# Trying to appraise an old recurve



## nimrod16 (Jun 23, 2011)

I've been holding on to an old recurve and was wondering what it is worth today. It's a Ben Pearson Golden Sovereign Mercury Cushion with sight and padded case. It is 70" long with a 36 pound draw and serial number 1058.

Alternatively if anybody knows of an appraisal site...


----------



## nimrod16 (Jun 23, 2011)

*Bump...*

There have been 62 views and nobody can assist me in appraising this bow? Can somebody please help?


----------



## Barry O'Regan (Nov 2, 2008)

nimrod16 said:


> There have been 62 views and nobody can assist me in appraising this bow? Can somebody please help?


Contact Archery Guy, I bet he will know,he own a bow museum in Canada.


----------



## WillAdams (Jun 6, 2009)

Pictures would help, but even then, there isn't a "Blue Book" for bows.

Value is what someone will pay and the market is small enough that that varies widely.

One can get a rough idea of value by checking auction sites, but it can take a while to get a valid sample.


----------



## nimrod16 (Jun 23, 2011)

*Thanks for the inputs, guys*



nimrod16 said:


> I've been holding on to an old recurve and was wondering what it is worth today. It's a Ben Pearson Golden Sovereign Mercury Cushion with sight and padded case. It is 70" long with a 36 pound draw and serial number 1058.
> 
> Alternatively if anybody knows of an appraisal site...

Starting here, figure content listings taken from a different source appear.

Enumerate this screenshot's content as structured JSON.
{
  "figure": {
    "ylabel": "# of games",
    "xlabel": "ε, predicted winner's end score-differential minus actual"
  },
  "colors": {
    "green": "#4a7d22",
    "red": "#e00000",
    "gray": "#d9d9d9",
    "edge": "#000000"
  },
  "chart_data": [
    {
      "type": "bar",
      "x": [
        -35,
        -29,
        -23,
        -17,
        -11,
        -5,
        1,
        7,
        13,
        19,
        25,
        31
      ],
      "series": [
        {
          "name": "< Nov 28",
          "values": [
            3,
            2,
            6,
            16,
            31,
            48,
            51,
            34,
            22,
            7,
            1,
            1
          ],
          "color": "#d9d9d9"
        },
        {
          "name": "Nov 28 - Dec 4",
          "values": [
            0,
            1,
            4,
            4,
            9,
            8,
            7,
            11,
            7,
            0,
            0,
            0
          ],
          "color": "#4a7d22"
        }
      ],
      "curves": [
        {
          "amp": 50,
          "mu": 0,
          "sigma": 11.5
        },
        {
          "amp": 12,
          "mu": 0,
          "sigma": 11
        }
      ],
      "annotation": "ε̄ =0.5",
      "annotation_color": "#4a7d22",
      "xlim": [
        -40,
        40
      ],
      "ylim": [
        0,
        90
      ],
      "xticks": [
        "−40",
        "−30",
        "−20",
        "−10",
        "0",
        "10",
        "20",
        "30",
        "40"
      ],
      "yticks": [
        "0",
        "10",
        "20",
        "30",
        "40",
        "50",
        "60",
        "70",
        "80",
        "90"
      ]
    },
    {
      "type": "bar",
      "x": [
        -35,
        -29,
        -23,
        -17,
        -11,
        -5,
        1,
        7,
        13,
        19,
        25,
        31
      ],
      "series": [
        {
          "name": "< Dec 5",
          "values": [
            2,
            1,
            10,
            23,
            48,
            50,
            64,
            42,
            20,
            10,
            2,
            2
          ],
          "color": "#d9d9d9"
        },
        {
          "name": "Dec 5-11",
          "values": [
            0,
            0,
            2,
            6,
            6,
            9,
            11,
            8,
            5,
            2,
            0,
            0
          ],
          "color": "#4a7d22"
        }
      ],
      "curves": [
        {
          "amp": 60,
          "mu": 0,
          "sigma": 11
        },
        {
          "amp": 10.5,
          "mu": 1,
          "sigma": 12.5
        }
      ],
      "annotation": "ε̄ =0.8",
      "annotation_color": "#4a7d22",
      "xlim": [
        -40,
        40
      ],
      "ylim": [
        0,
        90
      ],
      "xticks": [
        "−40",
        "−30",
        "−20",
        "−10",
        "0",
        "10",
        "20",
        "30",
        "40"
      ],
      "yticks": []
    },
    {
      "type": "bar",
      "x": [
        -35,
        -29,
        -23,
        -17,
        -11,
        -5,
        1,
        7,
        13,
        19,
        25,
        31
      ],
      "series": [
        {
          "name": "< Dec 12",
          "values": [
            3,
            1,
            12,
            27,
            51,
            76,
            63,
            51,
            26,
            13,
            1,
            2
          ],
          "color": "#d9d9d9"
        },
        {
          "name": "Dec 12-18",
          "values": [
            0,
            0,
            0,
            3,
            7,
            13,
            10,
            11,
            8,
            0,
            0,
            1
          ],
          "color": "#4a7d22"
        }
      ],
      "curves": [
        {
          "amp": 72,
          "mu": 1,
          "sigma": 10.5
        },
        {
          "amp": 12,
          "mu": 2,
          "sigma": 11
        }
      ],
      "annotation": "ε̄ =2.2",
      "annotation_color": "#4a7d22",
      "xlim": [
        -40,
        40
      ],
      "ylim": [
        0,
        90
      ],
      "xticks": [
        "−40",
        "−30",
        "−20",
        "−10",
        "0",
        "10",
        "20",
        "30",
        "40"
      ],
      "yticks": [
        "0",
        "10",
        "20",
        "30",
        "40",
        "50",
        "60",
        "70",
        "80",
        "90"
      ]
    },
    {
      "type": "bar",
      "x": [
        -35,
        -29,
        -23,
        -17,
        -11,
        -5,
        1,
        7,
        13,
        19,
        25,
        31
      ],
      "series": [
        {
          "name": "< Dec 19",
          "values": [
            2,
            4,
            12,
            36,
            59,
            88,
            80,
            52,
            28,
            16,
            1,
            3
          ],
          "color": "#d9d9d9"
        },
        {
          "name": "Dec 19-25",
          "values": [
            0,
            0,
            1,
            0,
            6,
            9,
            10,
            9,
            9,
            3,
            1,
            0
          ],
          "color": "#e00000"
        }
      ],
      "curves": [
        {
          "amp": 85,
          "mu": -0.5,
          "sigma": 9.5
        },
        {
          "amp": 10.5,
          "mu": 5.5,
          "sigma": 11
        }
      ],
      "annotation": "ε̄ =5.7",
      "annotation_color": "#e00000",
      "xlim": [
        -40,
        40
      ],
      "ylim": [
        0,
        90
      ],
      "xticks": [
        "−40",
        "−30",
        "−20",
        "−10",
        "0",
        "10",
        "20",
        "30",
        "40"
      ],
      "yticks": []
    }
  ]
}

I do want to sell this bow. I guess I'll have to put it up on some auction sites and take the best offer.


----------



## iceman36 (Feb 18, 2008)

Unless its a bear theres not much market for them,but you may get lucky and find someone looking for one,post it up here and see what you get for offers or ask around on one of the trad sites


----------